2

I have an Azure Stream Analytics job that uses an EventHub and a Reference data in Blob storage as 2 inputs. The reference data is CSV that looks something like this:

REGEX_PATTERN,FRIENDLY_NAME
115[1-2]{1}9,Name 1
115[3-9]{1}9,Name 2

I then need to lookup an attribute in the incoming event in EventHub against this CSV to get the FRIENDLY_NAME.

Typical way of of using reference data is using JOIN clause. But in this case I cannot use it because such regex matching is not supported with LIKE operator.

UDF is another option, but I cannot seem to find a way of using reference data as a CSV inside the function.
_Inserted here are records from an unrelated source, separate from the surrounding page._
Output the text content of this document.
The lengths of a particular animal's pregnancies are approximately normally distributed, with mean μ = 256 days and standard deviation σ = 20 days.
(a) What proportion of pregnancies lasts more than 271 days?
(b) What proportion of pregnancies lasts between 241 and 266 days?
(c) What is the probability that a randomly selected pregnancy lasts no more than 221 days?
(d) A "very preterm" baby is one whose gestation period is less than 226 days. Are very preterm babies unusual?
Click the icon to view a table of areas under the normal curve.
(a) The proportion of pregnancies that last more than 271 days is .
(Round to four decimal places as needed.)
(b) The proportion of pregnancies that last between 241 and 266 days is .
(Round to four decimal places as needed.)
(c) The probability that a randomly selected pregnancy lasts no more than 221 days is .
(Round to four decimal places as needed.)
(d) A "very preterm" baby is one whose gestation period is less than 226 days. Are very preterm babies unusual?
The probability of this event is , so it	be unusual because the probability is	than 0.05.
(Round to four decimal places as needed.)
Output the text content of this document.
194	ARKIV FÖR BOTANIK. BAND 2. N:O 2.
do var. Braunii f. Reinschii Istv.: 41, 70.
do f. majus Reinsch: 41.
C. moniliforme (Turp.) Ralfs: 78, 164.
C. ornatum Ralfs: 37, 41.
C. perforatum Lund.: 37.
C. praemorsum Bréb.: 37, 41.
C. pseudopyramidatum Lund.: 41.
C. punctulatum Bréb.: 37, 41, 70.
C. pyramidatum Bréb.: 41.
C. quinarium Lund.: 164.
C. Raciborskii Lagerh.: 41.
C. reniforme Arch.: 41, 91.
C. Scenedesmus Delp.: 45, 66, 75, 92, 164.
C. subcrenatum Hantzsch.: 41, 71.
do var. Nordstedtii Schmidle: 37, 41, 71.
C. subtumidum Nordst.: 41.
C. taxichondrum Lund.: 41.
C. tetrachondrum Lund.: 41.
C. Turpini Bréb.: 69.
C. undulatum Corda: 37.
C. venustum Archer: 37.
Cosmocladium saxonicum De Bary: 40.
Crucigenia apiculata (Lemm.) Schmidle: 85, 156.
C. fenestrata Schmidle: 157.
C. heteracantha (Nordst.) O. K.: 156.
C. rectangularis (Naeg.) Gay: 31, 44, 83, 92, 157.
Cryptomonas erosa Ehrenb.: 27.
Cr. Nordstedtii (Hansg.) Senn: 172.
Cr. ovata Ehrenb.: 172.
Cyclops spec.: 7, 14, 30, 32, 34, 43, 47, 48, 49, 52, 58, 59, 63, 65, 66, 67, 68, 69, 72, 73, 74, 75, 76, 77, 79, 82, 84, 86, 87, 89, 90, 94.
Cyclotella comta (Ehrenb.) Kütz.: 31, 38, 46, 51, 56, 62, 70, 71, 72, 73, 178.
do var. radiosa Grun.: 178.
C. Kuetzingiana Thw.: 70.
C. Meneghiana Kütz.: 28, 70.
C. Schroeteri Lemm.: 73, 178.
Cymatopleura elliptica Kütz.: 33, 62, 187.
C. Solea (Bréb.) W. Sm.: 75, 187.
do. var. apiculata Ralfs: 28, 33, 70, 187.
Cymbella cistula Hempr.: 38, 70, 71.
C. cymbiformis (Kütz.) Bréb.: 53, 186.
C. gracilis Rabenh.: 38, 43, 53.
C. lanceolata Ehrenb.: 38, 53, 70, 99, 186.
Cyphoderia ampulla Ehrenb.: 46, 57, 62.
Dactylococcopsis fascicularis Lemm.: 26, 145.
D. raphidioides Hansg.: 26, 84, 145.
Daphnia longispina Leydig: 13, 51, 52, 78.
Is there any other way of doing this in an Azure Stream Analytics job?

user_name
  • 119
  • 1
  • 8
  • What is the join key between event hub and reference data? `REGEX_PATTERN`? – Jay Gong Apr 30 '20 at 07:17
  • @JayGong yes, it is the join key. – user_name Apr 30 '20 at 07:35
  • Understand,but i think the key should be specific, not regex value in ASA job. So it is your pain point, right? – Jay Gong Apr 30 '20 at 07:39
  • @JayGong Correct. Which is why I doubt a `JOIN` would work in my case. The alternative I could think was, was using an UDF, but was wondering if I can use the entire list of reference data in the UDF to perform the lookup. – user_name Apr 30 '20 at 07:44
  • As a last fallback I am thinking of just hardcoding the reference data in the UDF. But I need this working for several different ASA jobs that use different reference data. So things will get ugly there. – user_name Apr 30 '20 at 07:46

1 Answers1

1

As I know, the JOIN is not supported in your scenario. The join key should be specific, can't be a regex value.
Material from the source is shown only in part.